Eliminating Human Error In Precision Ag Data Documentation
As precision ag consultants, we spend a lot of time working with clients to implement best management practices to acquire the most accurate data possible, and ensure proper machine and implement function. Probably one of the simplest ways we do this is to generate ‘Setup Files’ pre-populating displays with documentation information, including field names, machine offsets, and products. The main goal behind initiating this process is to eliminate human error when data collection occurs in the field.
There are functions within many of these precision displays which allow us to set a field locator function; ensuring data is acquired under the correct field name. Further, we now have functionality in many of our Farm Management Information Systems (FMIS), which allow for field detection and geospatial sorting of data to ensure it ends up in the correct place. With many implements such as planters, offsets and settings are saved in the implement controllers and automatically populated on our displays. These settings enable accurate function of processes such as section control on our planters.

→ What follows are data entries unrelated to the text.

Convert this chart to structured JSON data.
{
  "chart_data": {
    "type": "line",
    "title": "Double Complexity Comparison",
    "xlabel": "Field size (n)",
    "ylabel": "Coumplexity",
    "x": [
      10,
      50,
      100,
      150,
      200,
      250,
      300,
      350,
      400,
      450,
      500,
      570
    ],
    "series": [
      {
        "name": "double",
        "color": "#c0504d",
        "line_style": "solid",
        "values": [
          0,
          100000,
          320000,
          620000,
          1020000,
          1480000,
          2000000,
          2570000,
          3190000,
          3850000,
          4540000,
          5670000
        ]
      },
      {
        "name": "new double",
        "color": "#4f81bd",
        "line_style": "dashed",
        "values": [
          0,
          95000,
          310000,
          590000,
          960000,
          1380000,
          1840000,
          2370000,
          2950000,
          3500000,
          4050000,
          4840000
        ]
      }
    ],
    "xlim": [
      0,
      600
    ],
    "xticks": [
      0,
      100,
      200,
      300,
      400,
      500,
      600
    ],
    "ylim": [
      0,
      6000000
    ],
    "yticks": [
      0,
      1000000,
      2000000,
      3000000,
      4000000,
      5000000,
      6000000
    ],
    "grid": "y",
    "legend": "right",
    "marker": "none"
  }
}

The last piece of information that is needed for accurate documentation is the correct product and rate. This is one of the most challenging things to document properly. Part of the problem is that many products change from year to year, but the larger struggle is that the recording requires the most human interaction. Current precision ag technology has no way to verify the human input is correct. In our region of Ontario Canada, we still have a significant struggle in ensuring operators are accurately documenting their products. In order to document planted varieties correctly, equipment operators need to not only identify the correct variety in the displays, but also assign the variety to the correct planter rows. Things can get even more complex for sprayer operators when they need to document many products included in a tank mix. The constant struggle in agriculture to be timely adds another level of stress to acquiring proper documentation data.
It is very easy to see a world where agriculture moves to unmanned systems, and how documentation becomes not only a recording, but also a ‘work order’ for unmanned machinery. There are FMIS and mobile applications that exist today to create and generate work orders for operators. These work orders inform them of what equipment to use, location to perform the work, product and rate, and even what invoicing information to record at the end of the job. We could easily, instead of sending these work orders to human operators, send these work orders to unmanned machinery.
Currently, one missing piece and one which is difficult for me to comprehend why it is not more prevalent, is a barcoding system for our product documentation. Many of our products contain barcodes. Instead of leaving our documentation of products up to human input, we need a system in which we automate data entry in some fashion. Perhaps this is by a barcoding system, or maybe it becomes more complex where we have sensors that are able to determine active ingredients and at what concentrations or rates they are being applied.
Many of our FMIS are becoming systems that measure inventory, profitability, and break-even selling prices. It is difficult to quantify these parameters, when products are incorrectly documented or not documented at all.